There are 2 main parts of the optimization:

• Adding the submatrix indices to the submatrix cut vector—this allows cuts from the same task to be done concurrently. Additionally there is some loop unrolling to increase the number of load operations in flight, and inline PTX is used for stores to try to reduce pollution of L2 cache.
• Block the large matrix such that it fits in the L2 cache. For the Taxol problem, the large matrix is about 1000 by 1000, which is roughly 8MBs. I believe this was causing a low L2 hit rate on a V100, which has about 6MB of L2 cache. To solve this, I am breaking the big matrix into four 512 by 512 chunks and using a separate kernel launch to process each one. To simplify the bookkeeping for the kernel, I enforce breaks in the cuts at intervals of 512. Each kernel call is passed the starting and stopping points within the submatrix cut vector it needs to process.

TODO:

• The submatrix cut vector stores 2 pairs for each cut, but this could be optimized into 3 values as the lengths are the same. In fact, the end point of the small matrix is not used.
• The second part of the optimization needs to be cleaned up, as the block size of the matrix should depend on the size of the L2 cache of the device
• Right now, it is hard coded to break the problem into fourths and piggybacks on the submatrix cut vector to store the starting and stopping points for the kernel launch. This needs to be cleaned up so it can handle any number of blocks and so it uses a proper input variable to pass the starting and stopping points.
• Investigate the performance of multiple kernel launches when there are many small cuts. While I am measuring a speed-up on Taxol, this technique might not scale well when the large matrix breaks into many different chunks. If the tasks are sufficiently localized then this might lead to thread-blocks doing no work for some kernel launches, which might motivate a more intelligent way to launch the work.

My measurements showed that both of these optimizations had an effect on the kernels. Even though it is tuned to the Taxol problem size, it sped up the ubiquitin problem by about 2x for each kernel.

I will work on the TODOs listed above, but I wanted to get your feedback on the approach.

[wavefunction91]

Overall it looks good, I think this is a good approach. When you say 2x for Ubiquitin, do you mean 2x for the kernel or full TTS?

[dmclark17]

Unfortunately, 2x for the individual kernels.

[wavefunction91]

As these are dominant for the big problems, this still has the potential to have a large impact

[wavefunction91]

@dmclark17 I haven't dug into the cause of this yet, but it looks like your changes to https://github.com/wavefunction91/GauXC/pull/21/files#diff-298977ee40a20ec2b41b3c2c95681d68687ad52b2b4afbc97afba95c1388b4eaR60 cause a hang in the unit tests.

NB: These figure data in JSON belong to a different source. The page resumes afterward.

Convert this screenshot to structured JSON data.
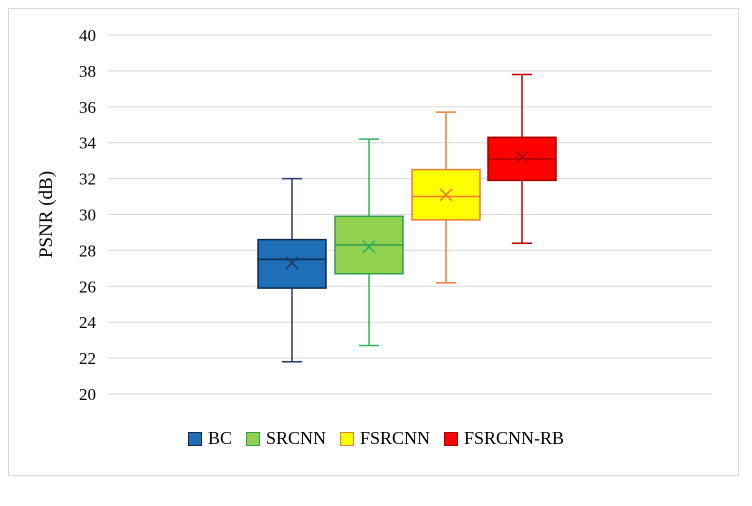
{
  "chart_data": {
    "type": "box",
    "title": "",
    "xlabel": "",
    "ylabel": "PSNR (dB)",
    "ylim": [
      20,
      40
    ],
    "yticks": [
      "20",
      "22",
      "24",
      "26",
      "28",
      "30",
      "32",
      "34",
      "36",
      "38",
      "40"
    ],
    "grid": true,
    "legend_position": "bottom",
    "series": [
      {
        "name": "BC",
        "color": "#1F6FB8",
        "edge": "#0D2A4A",
        "whisker": "#1F3A6B",
        "mean_color": "#1F3A6B",
        "min": 21.8,
        "q1": 25.9,
        "median": 27.5,
        "q3": 28.6,
        "max": 32.0,
        "mean": 27.3
      },
      {
        "name": "SRCNN",
        "color": "#92D050",
        "edge": "#2E9E4F",
        "whisker": "#2EB25A",
        "mean_color": "#2EB25A",
        "min": 22.7,
        "q1": 26.7,
        "median": 28.3,
        "q3": 29.9,
        "max": 34.2,
        "mean": 28.2
      },
      {
        "name": "FSRCNN",
        "color": "#FFFF00",
        "edge": "#ED7D31",
        "whisker": "#ED7D31",
        "mean_color": "#ED7D31",
        "min": 26.2,
        "q1": 29.7,
        "median": 31.0,
        "q3": 32.5,
        "max": 35.7,
        "mean": 31.1
      },
      {
        "name": "FSRCNN-RB",
        "color": "#FF0000",
        "edge": "#A50000",
        "whisker": "#C00000",
        "mean_color": "#A50000",
        "min": 28.4,
        "q1": 31.9,
        "median": 33.1,
        "q3": 34.3,
        "max": 37.8,
        "mean": 33.2
      }
    ]
  }
}
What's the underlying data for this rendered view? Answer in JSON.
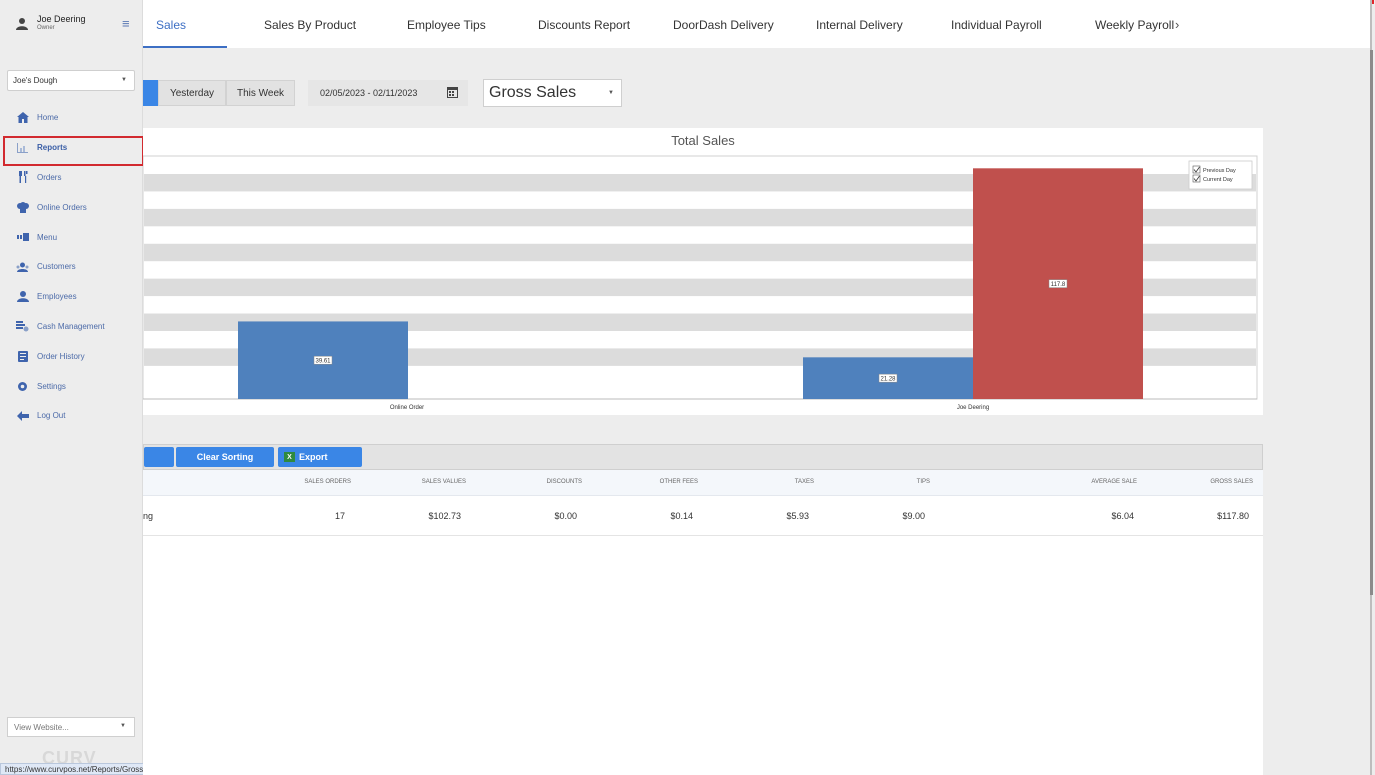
{
  "user": {
    "name": "Joe Deering",
    "role": "Owner"
  },
  "store": {
    "selected": "Joe's Dough"
  },
  "nav": [
    {
      "label": "Home",
      "icon": "home-icon"
    },
    {
      "label": "Reports",
      "icon": "bar-chart-icon",
      "active": true
    },
    {
      "label": "Orders",
      "icon": "utensils-icon"
    },
    {
      "label": "Online Orders",
      "icon": "chef-hat-icon"
    },
    {
      "label": "Menu",
      "icon": "menu-grid-icon"
    },
    {
      "label": "Customers",
      "icon": "customers-icon"
    },
    {
      "label": "Employees",
      "icon": "employee-icon"
    },
    {
      "label": "Cash Management",
      "icon": "cash-icon"
    },
    {
      "label": "Order History",
      "icon": "history-icon"
    },
    {
      "label": "Settings",
      "icon": "gear-icon"
    },
    {
      "label": "Log Out",
      "icon": "arrow-left-icon"
    }
  ],
  "view_website": {
    "placeholder": "View Website..."
  },
  "status_url": "https://www.curvpos.net/Reports/GrossSales",
  "tabs": [
    {
      "label": "Sales",
      "active": true
    },
    {
      "label": "Sales By Product"
    },
    {
      "label": "Employee Tips"
    },
    {
      "label": "Discounts Report"
    },
    {
      "label": "DoorDash Delivery"
    },
    {
      "label": "Internal Delivery"
    },
    {
      "label": "Individual Payroll"
    },
    {
      "label": "Weekly Payroll"
    }
  ],
  "filters": {
    "yesterday": "Yesterday",
    "this_week": "This Week",
    "date_range": "02/05/2023 - 02/11/2023",
    "metric": "Gross Sales"
  },
  "chart_data": {
    "type": "bar",
    "title": "Total Sales",
    "categories": [
      "Online Order",
      "Joe Deering"
    ],
    "series": [
      {
        "name": "Previous Day",
        "color": "#4f81bd",
        "values": [
          39.61,
          21.28
        ],
        "labels": [
          "39.61",
          "21.28"
        ]
      },
      {
        "name": "Current Day",
        "color": "#c0504d",
        "values": [
          null,
          117.8
        ],
        "labels": [
          "",
          "117.8"
        ]
      }
    ],
    "legend_position": "top-right",
    "grid": true,
    "ylim": [
      0,
      120
    ]
  },
  "toolbar": {
    "clear_sorting": "Clear Sorting",
    "export": "Export"
  },
  "table": {
    "columns": [
      "SALES ORDERS",
      "SALES VALUES",
      "DISCOUNTS",
      "OTHER FEES",
      "TAXES",
      "TIPS",
      "AVERAGE SALE",
      "GROSS SALES"
    ],
    "rows": [
      {
        "name": "ng",
        "sales_orders": "17",
        "sales_values": "$102.73",
        "discounts": "$0.00",
        "other_fees": "$0.14",
        "taxes": "$5.93",
        "tips": "$9.00",
        "average_sale": "$6.04",
        "gross_sales": "$117.80"
      }
    ]
  }
}
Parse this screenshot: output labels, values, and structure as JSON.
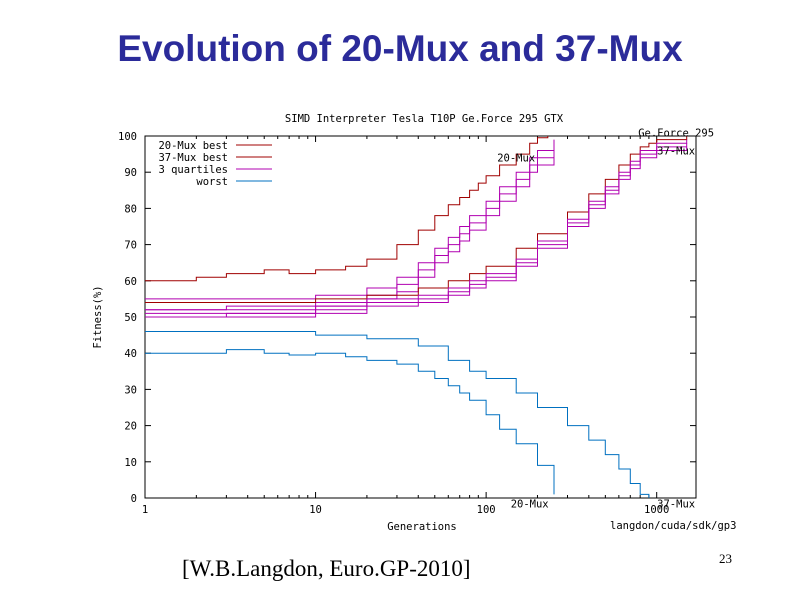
{
  "slide": {
    "title": "Evolution of 20-Mux and 37-Mux",
    "citation": "[W.B.Langdon, Euro.GP-2010]",
    "page_number": "23"
  },
  "chart_data": {
    "type": "line",
    "title": "SIMD Interpreter Tesla T10P Ge.Force 295 GTX",
    "xlabel": "Generations",
    "ylabel": "Fitness(%)",
    "x_scale": "log",
    "xlim": [
      1,
      1700
    ],
    "ylim": [
      0,
      100
    ],
    "x_ticks": [
      1,
      10,
      100,
      1000
    ],
    "x_tick_labels": [
      "1",
      "10",
      "100",
      "1000"
    ],
    "y_ticks": [
      0,
      10,
      20,
      30,
      40,
      50,
      60,
      70,
      80,
      90,
      100
    ],
    "y_tick_labels": [
      "0",
      "10",
      "20",
      "30",
      "40",
      "50",
      "60",
      "70",
      "80",
      "90",
      "100"
    ],
    "grid": false,
    "legend_position": "top-left",
    "legend": [
      {
        "label": "20-Mux best",
        "color": "#a00000"
      },
      {
        "label": "37-Mux best",
        "color": "#a00000"
      },
      {
        "label": "3 quartiles",
        "color": "#b000b0"
      },
      {
        "label": "worst",
        "color": "#0070c0"
      }
    ],
    "annotations": [
      {
        "text": "20-Mux",
        "x": 150,
        "y": 94
      },
      {
        "text": "Ge.Force 295",
        "x": 1300,
        "y": 101
      },
      {
        "text": "37-Mux",
        "x": 1300,
        "y": 96
      },
      {
        "text": "20-Mux",
        "x": 180,
        "y": -1.5
      },
      {
        "text": "37-Mux",
        "x": 1300,
        "y": -1.5
      },
      {
        "text": "langdon/cuda/sdk/gp3",
        "x": 1250,
        "y": -7.5
      }
    ],
    "series": [
      {
        "name": "20-Mux best",
        "color": "#a00000",
        "x": [
          1,
          2,
          3,
          5,
          7,
          10,
          15,
          20,
          30,
          40,
          50,
          60,
          70,
          80,
          90,
          100,
          120,
          150,
          180,
          200,
          230
        ],
        "y": [
          60,
          61,
          62,
          63,
          62,
          63,
          64,
          66,
          70,
          74,
          78,
          81,
          83,
          85,
          87,
          89,
          92,
          95,
          98,
          99.5,
          100
        ]
      },
      {
        "name": "20-Mux upper quartile",
        "color": "#b000b0",
        "x": [
          1,
          3,
          10,
          20,
          30,
          40,
          50,
          60,
          70,
          80,
          100,
          120,
          150,
          180,
          200,
          250
        ],
        "y": [
          55,
          55,
          56,
          58,
          61,
          65,
          69,
          72,
          75,
          78,
          82,
          86,
          90,
          94,
          96,
          99
        ]
      },
      {
        "name": "20-Mux median",
        "color": "#b000b0",
        "x": [
          1,
          3,
          10,
          20,
          30,
          40,
          50,
          60,
          70,
          80,
          100,
          120,
          150,
          180,
          200,
          250
        ],
        "y": [
          52,
          53,
          54,
          56,
          59,
          63,
          67,
          70,
          73,
          76,
          80,
          84,
          88,
          92,
          94,
          98
        ]
      },
      {
        "name": "20-Mux lower quartile",
        "color": "#b000b0",
        "x": [
          1,
          3,
          10,
          20,
          30,
          40,
          50,
          60,
          70,
          80,
          100,
          120,
          150,
          180,
          200,
          250
        ],
        "y": [
          50,
          51,
          53,
          55,
          57,
          61,
          65,
          68,
          71,
          74,
          78,
          82,
          86,
          90,
          92,
          96
        ]
      },
      {
        "name": "20-Mux worst",
        "color": "#0070c0",
        "x": [
          1,
          2,
          3,
          5,
          7,
          10,
          15,
          20,
          30,
          40,
          50,
          60,
          70,
          80,
          100,
          120,
          150,
          200,
          250
        ],
        "y": [
          40,
          40,
          41,
          40,
          39.5,
          40,
          39,
          38,
          37,
          35,
          33,
          31,
          29,
          27,
          23,
          19,
          15,
          9,
          1
        ]
      },
      {
        "name": "37-Mux best",
        "color": "#a00000",
        "x": [
          1,
          3,
          10,
          20,
          40,
          60,
          80,
          100,
          150,
          200,
          300,
          400,
          500,
          600,
          700,
          800,
          900,
          1000,
          1500
        ],
        "y": [
          54,
          54,
          55,
          56,
          58,
          60,
          62,
          64,
          69,
          73,
          79,
          84,
          88,
          92,
          95,
          97,
          98,
          99,
          100
        ]
      },
      {
        "name": "37-Mux upper quartile",
        "color": "#b000b0",
        "x": [
          1,
          3,
          10,
          20,
          40,
          60,
          80,
          100,
          150,
          200,
          300,
          400,
          500,
          600,
          700,
          800,
          1000,
          1500
        ],
        "y": [
          52,
          52,
          53,
          55,
          56,
          58,
          60,
          62,
          66,
          71,
          77,
          82,
          86,
          90,
          93,
          96,
          98,
          99
        ]
      },
      {
        "name": "37-Mux median",
        "color": "#b000b0",
        "x": [
          1,
          3,
          10,
          20,
          40,
          60,
          80,
          100,
          150,
          200,
          300,
          400,
          500,
          600,
          700,
          800,
          1000,
          1500
        ],
        "y": [
          51,
          51,
          52,
          54,
          55,
          57,
          59,
          61,
          65,
          70,
          76,
          81,
          85,
          89,
          92,
          95,
          97,
          98
        ]
      },
      {
        "name": "37-Mux lower quartile",
        "color": "#b000b0",
        "x": [
          1,
          3,
          10,
          20,
          40,
          60,
          80,
          100,
          150,
          200,
          300,
          400,
          500,
          600,
          700,
          800,
          1000,
          1500
        ],
        "y": [
          50,
          50,
          51,
          53,
          54,
          56,
          58,
          60,
          64,
          69,
          75,
          80,
          84,
          88,
          91,
          94,
          96,
          97
        ]
      },
      {
        "name": "37-Mux worst",
        "color": "#0070c0",
        "x": [
          1,
          3,
          10,
          20,
          40,
          60,
          80,
          100,
          150,
          200,
          300,
          400,
          500,
          600,
          700,
          800,
          900
        ],
        "y": [
          46,
          46,
          45,
          44,
          42,
          38,
          35,
          33,
          29,
          25,
          20,
          16,
          12,
          8,
          4,
          1,
          0
        ]
      }
    ]
  }
}
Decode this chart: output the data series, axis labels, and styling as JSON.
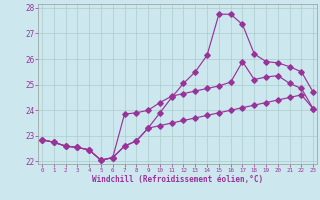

My suspicion is that this is due to the fact that we only test small problems in the UTs, and the blocking factor of 512 yields something incorrect. I'll look more at it tomorrow

[dmclark17]

Interesting, I will take a look as well. How would you like to proceed with changes to the code that is common to all the backends? Right now I am adding an additional pair for each cut and this could be modified to be a single triplet per cut. Do you think the changes will be propagated to the other backends, or should I made a CUDA specific version with the changes?

[wavefunction91]

My guess is that something analogous will get migrated to the other backends at some point (to the extent that it can at all), but I can handle that as the need arises. I'll give it some thought over the next few days. If it turns out that we need to sandbox this, we can do that before merge once the functionality is fleshed out a bit more.

[wavefunction91]

@dmclark17 I've merged master locally (with testing fixes #27), but that also pulls in the row-major memory access optimizations. I can't see any conflicts, but I wanted to confirm with you whether you'd like me to push directly here or once you've finished more of the tasks?

[dmclark17]

I think pushing directly here would work—just to keep the branch up to date. I have made progress with some of the tasks and will try to push updates soon!

[dmclark17]

I added a generalization to the blocking scheme for larger matrices as well as a few minor optimizations for the packing/inc kernels themselves.

• To store information about the mapping from matrix blocks to cut indices, I introduced another array into the device task structure. This structure is generated by the gen_compressed_submat_map function which now returns a tuple of vectors.
• I changed the submat_map structure to store deltas instead of end points which might be causing issues with the host backend.